Молока не было. Ни капли, что бы она ни пила и что бы ни делала. Ей давали донорское из банка, потом смесь. Наташа, я знаю, ходила к их психологу и один раз ей сказала: «Я её сама голодом обнесла». Психолог, говорят, хорошая женщина, что-то ей объясняла про то, что так бывает у матерей после тяжёлых родов, что это не злая воля, а способ выжить. Не знаю, помогло ли. Наташа с тех пор не переносит запах шалфея.

Домой их выписали в декабре, за неделю до Нового года. Два килограмма семьсот. Три месяца и три дня в больнице.

Я узнала об этом, как и всё в тот год, — от Толика. Он их и вёз со станции, на своей «буханке», по морозу, и всю дорогу, по его словам, боялся дышать.

Я не пошла. Пять дней не ходила. Придумывала себе — рано, им не до гостей, ребёнок после больницы, инфекции.

На шестой день, в четверг, они пришли сами.

Я как раз выгребала снег от калитки. Смотрю — идут по улице: Серёга — он взял отгул и прилетел к выписке — тащит санки, а на санках коробом стоит короб, в коробе кулёк. И Наташа рядом, в старом пуховике, придерживает.

Остановились у моего забора. Я разогнулась, опершись на лопату, и не знала, что говорить.

— Здравствуйте, Вера Павловна, — сказала Наташа.

— Здравствуй.

Помолчали. Серёга кашлянул, потоптался и сказал, что пойдёт пока покурит к колодцу, — и ушёл, оставив санки.

— Мы вас во вторник ждали, — сказала Наташа.

— Я думала, вам не до меня.

— Ну да, — сказала она. — Не до вас.

Она наклонилась, поправила уголок одеяла у самого лица ребёнка. Я стояла и смотрела через забор. Видно было немного — щёку и кусочек шапки.

— Тася, — сказала Наташа. — Я сначала бесилась, что он её без меня записал. А теперь ничего. Привыкла.

— Хорошее имя.

— Вера Павловна. — Она подняла голову и посмотрела на меня так же, как тогда, с кресла, — прямо, снизу вверх, не мигая. — Скажите честно. Она нормальная будет?

И я стояла с этой лопатой и понимала, что вот сейчас надо что-то сказать, и что сказать я могу опять только одно.

— Я не знаю, Наташа, — сказала я. — Я правда не знаю. Никто тебе сейчас не скажет.

Она кивнула. Как будто именно это и хотела услышать. Или как будто проверяла.

— Врач сказал — до года смотреть. Глаза смотреть, потом невролог. Массаж каждый месяц, в район ездить.

— В район я с тобой ездить могу, — сказала я. — Если возьмёшь.

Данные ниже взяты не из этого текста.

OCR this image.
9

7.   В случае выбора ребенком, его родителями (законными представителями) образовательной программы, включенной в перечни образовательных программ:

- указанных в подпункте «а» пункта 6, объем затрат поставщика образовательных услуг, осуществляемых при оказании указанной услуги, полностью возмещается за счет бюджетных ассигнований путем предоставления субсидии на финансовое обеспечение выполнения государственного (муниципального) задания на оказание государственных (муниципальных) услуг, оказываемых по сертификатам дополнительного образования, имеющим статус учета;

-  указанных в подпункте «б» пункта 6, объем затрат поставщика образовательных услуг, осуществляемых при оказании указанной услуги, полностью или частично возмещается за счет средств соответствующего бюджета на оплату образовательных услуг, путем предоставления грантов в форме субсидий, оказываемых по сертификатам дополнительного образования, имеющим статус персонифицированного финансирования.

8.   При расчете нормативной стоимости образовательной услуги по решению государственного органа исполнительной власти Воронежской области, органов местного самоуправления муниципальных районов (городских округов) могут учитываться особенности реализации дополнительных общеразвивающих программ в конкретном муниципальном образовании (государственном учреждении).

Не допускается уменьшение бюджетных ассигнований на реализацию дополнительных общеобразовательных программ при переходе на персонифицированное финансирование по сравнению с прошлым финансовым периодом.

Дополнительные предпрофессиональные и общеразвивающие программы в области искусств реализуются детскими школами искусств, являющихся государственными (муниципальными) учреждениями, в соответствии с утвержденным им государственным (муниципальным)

Она не ответила ни да, ни нет. Отвернулась, поправила ещё раз одеяло, хотя поправлять там было нечего.

— Дай подержать, — попросила я.

— Не сегодня, — сказала Наташа. — Холодно. И... не сегодня, Вера Павловна.

— Ладно.

От колодца шёл Серёга, на ходу гася сигарету о варежку. Наташа взялась за верёвку санок, потом обернулась:

— Летом заходите. Летом она уже сидеть будет.

И они пошли по накатанной колее, он впереди, она сбоку, придерживая короб на поворотах.

Я стояла у калитки, пока санки не скрылись за колодцем. Потом взяла лопату, догребла остатки снега до угла и пошла в дом. В сенях долго и зачем-то обстукивала валенки о порог, хотя снегу на них почти не было.